Hanzlik’s confidence grows in college
Brittany Hanzlik says public speaking is one of her favorite things. “I really just enjoy talking to other people about anything,” she said.
Hanzlik, a sophomore from Stuart majoring in organization and relational studies, started competing in 4-H public speaking events when she was 8 years old and fell in love with public speaking. She continued to compete as a 4-H member until she entered high school and joined the speech team and competed at that level for all four years.
“My love for public speaking continued to grow the older I became. When I discovered the UNK Forensics Team, I was interested to see what it was all about and was excited to be able to compete again,” Hanzlik said.
“I was never really a quiet child, but I definitely believe by starting to speak in competitions when I was only eight helped me overcome any fear I had of public speaking very early,” Hanzlik said.
In high school, Hanzlik competed in informative and oral interpretation of drama (OID). In college, she currently competes in informative and prose interpretation.

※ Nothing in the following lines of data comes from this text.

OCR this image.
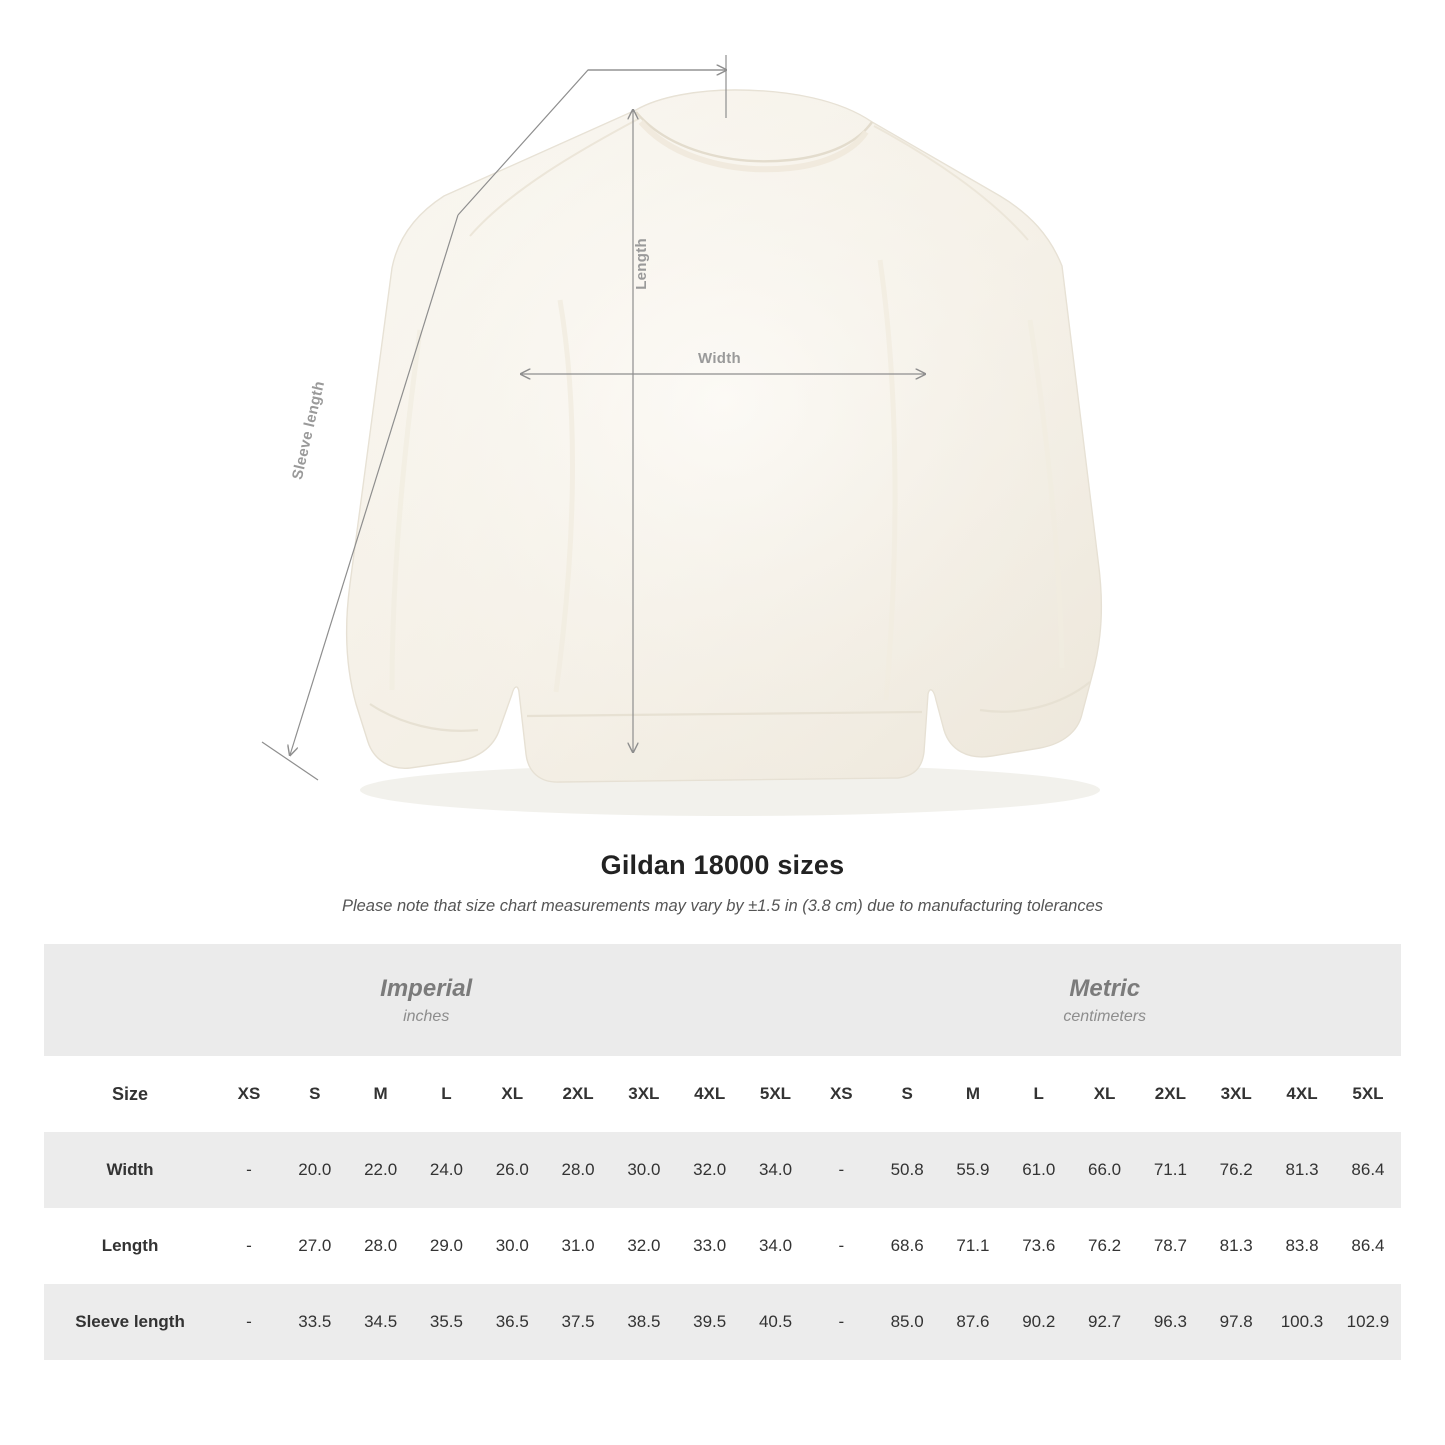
Length
Width
Sleeve length
Gildan 18000 sizes
Please note that size chart measurements may vary by ±1.5 in (3.8 cm) due to manufacturing tolerances
Imperial
inches

Metric
centimeters

Size	XS	S	M	L	XL	2XL	3XL	4XL	5XL	XS	S	M	L	XL	2XL	3XL	4XL	5XL
Width	-	20.0	22.0	24.0	26.0	28.0	30.0	32.0	34.0	-	50.8	55.9	61.0	66.0	71.1	76.2	81.3	86.4
Length	-	27.0	28.0	29.0	30.0	31.0	32.0	33.0	34.0	-	68.6	71.1	73.6	76.2	78.7	81.3	83.8	86.4
Sleeve length	-	33.5	34.5	35.5	36.5	37.5	38.5	39.5	40.5	-	85.0	87.6	90.2	92.7	96.3	97.8	100.3	102.9
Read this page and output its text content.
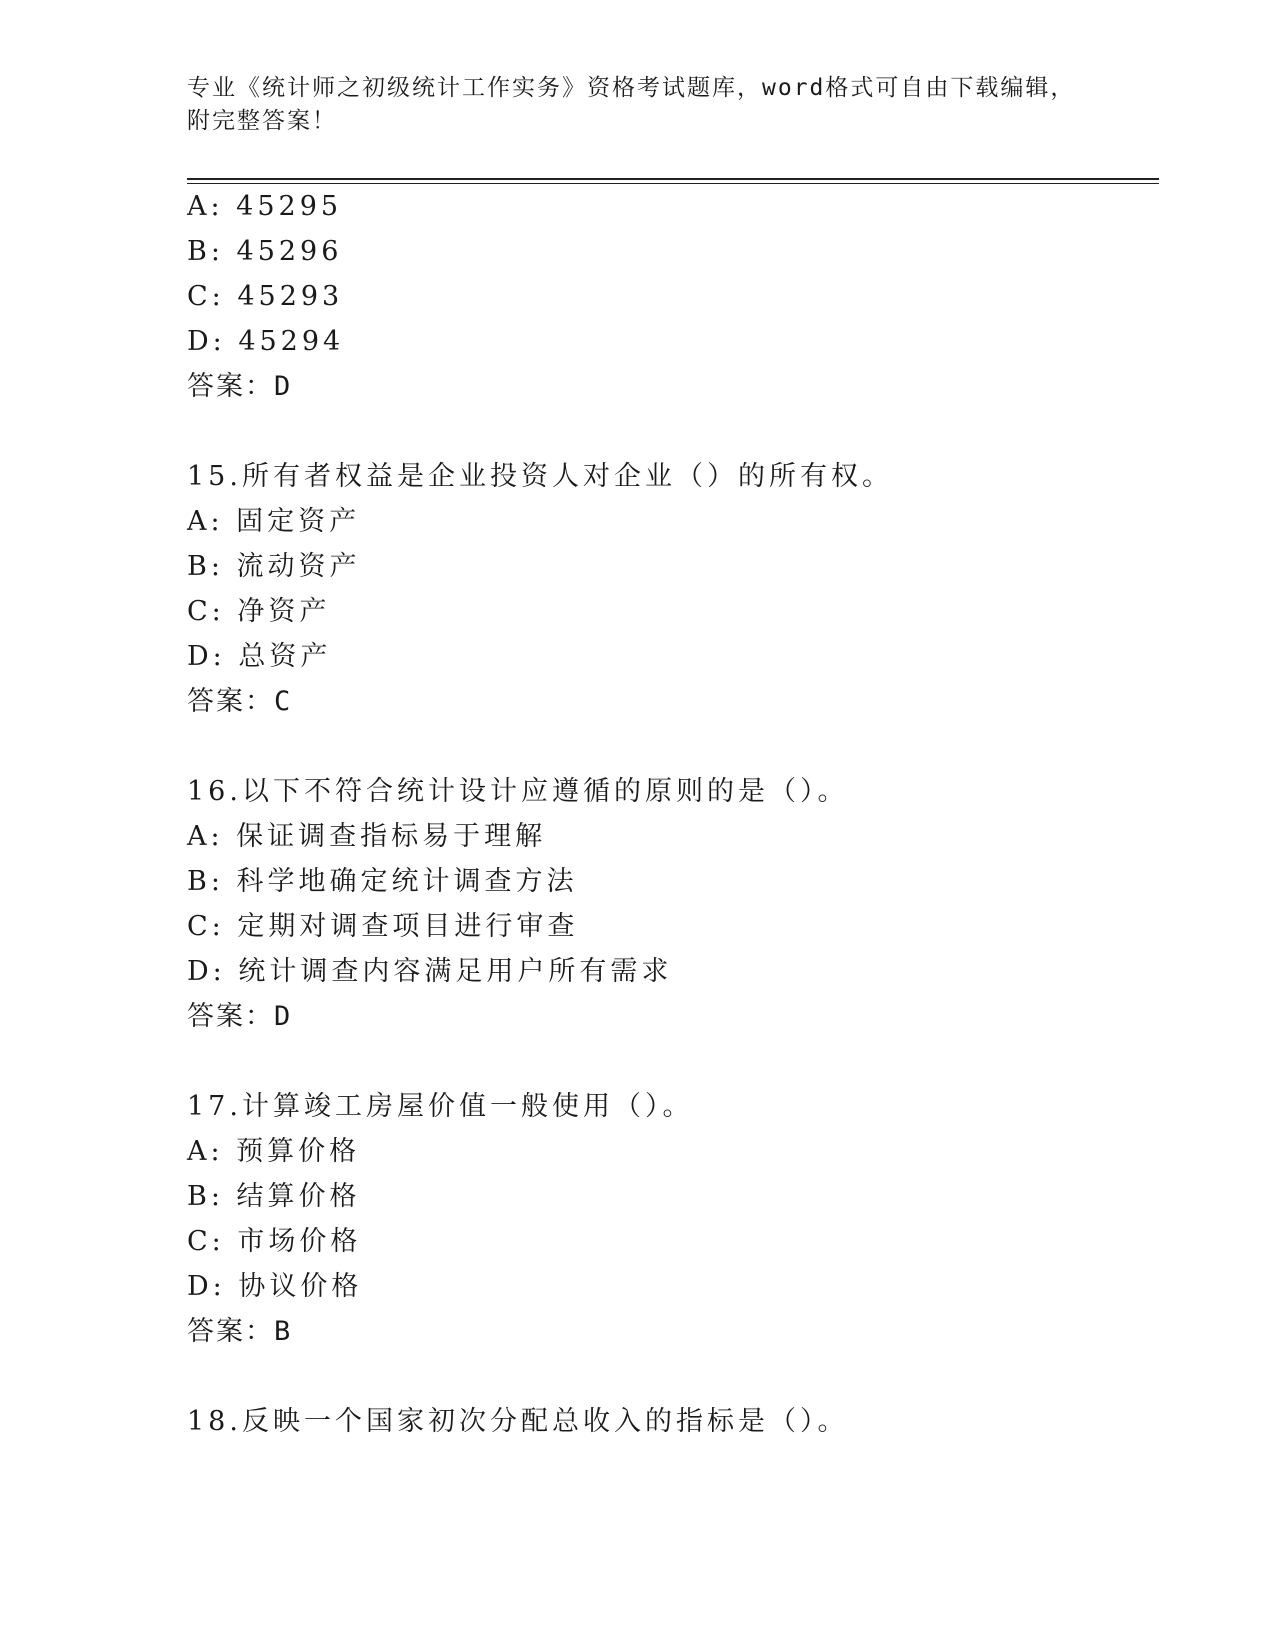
专业《统计师之初级统计工作实务》资格考试题库，word格式可自由下载编辑，
附完整答案！
A: 45295
B: 45296
C: 45293
D: 45294
答案：D
15.所有者权益是企业投资人对企业（）的所有权。
A: 固定资产
B: 流动资产
C: 净资产
D: 总资产
答案：C
16.以下不符合统计设计应遵循的原则的是（）。
A: 保证调查指标易于理解
B: 科学地确定统计调查方法
C: 定期对调查项目进行审查
D: 统计调查内容满足用户所有需求
答案：D
17.计算竣工房屋价值一般使用（）。
A: 预算价格
B: 结算价格
C: 市场价格
D: 协议价格
答案：B
18.反映一个国家初次分配总收入的指标是（）。
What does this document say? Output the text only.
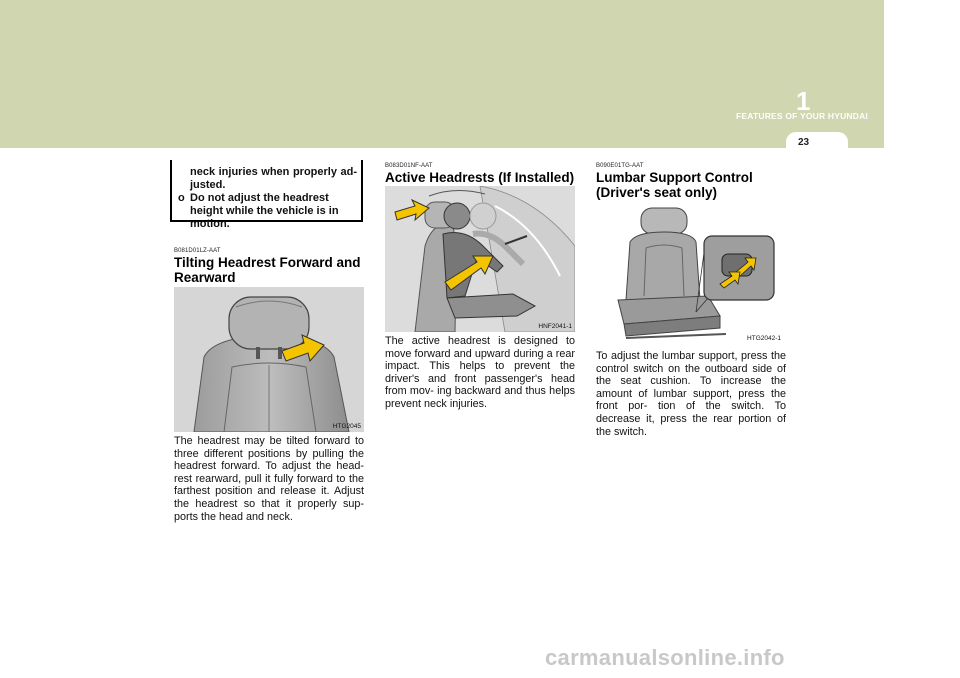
FEATURES OF YOUR HYUNDAI
1
23
neck injuries when properly ad- justed.
o Do not adjust the headrest height while the vehicle is in motion.
B081D01LZ-AAT
Tilting Headrest Forward and Rearward
HTG2045
The headrest may be tilted forward to three different positions by pulling the headrest forward. To adjust the head- rest rearward, pull it fully forward to the farthest position and release it. Adjust the headrest so that it properly sup- ports the head and neck.
B083D01NF-AAT
Active Headrests (If Installed)
HNF2041-1
The active headrest is designed to move forward and upward during a rear impact. This helps to prevent the driver's and front passenger's head from mov- ing backward and thus helps prevent neck injuries.
B090E01TG-AAT
Lumbar Support Control (Driver's seat only)
HTG2042-1
To adjust the lumbar support, press the control switch on the outboard side of the seat cushion. To increase the amount of lumbar support, press the front por- tion of the switch. To decrease it, press the rear portion of the switch.
carmanualsonline.info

“When you can effectively communicate, things can get done more efficiently and in a more positive manner” – Brittany Hanzlik
“I think the biggest difference I’ve noticed in informative speaking is the topic of one’s speech. In high school, I gave speeches over topics such as bubble gum, hypnosis and tetrachromacy,” she said. In UNK forensics, the topics are usually more abstract and thoughtful. The whole idea is to speak and inform your audience about something that has the potential to drastically impact society in some way.
“While I never competed in serious or humorous prose in high school, the biggest difference I’ve noticed is prose in forensics is the focus on the story itself and the story’s content, while prose in high school involved a lot of different voiced, stances and characters,” Hanzlik said.
Hanzlik said, “The biggest transition I’ve personally gone through for competing at a college level is the way I present my informative speech. I’ve had to learn to not be so robotic and speak with a much more conversational tone.”
“My favorite thing about competition days is just performing my pieces for judges and audiences,” Hanzlik said.
Another favorite part about competing at the college level is the topic choices of others. “I really enjoy listening to other individual’s pieces and topics because they’re very thought provoking and really make you think and see things in a different way,” Hanzlik said.
“I don’t really have any rituals or good luck routines I do before I perform. I usually make sure I’ve practiced my piece at least once before I actually compete and right before I walk up to the front of the room, I take a deep breath to relax myself,” Hanzlik said.
In order to prepare for the weekend meets, Hanslik said, “Practice, practice, practice! I really work to try to improve upon whatever my ballot or coaches think needs improved.”
The forensics team has meetings where they practice Tuesday nights. In addition to those practices, Hanzlik attempts to meet with at least two of her coaches each week. She works with all four of the coaches, Aaron Blackman, Michael Taylor, Heather Kelly and Crystal Hurt.
So far this year, Henlik has competed at speech meets in Hastings, Omaha, Scottsbluff, Crete and a tournament in Illinois.
Hanzlik believes that skills gained in speech and forensics will greatly help in the future. “No matter what career I choose, communication with individuals will be a part of it, and when you can effectively communicate, things can get done more efficiently and in a more positive manner,” she said.
“I think networking and being able to speak in front of a group can help anyone to have more confidence in themselves, which is important for any job or career.”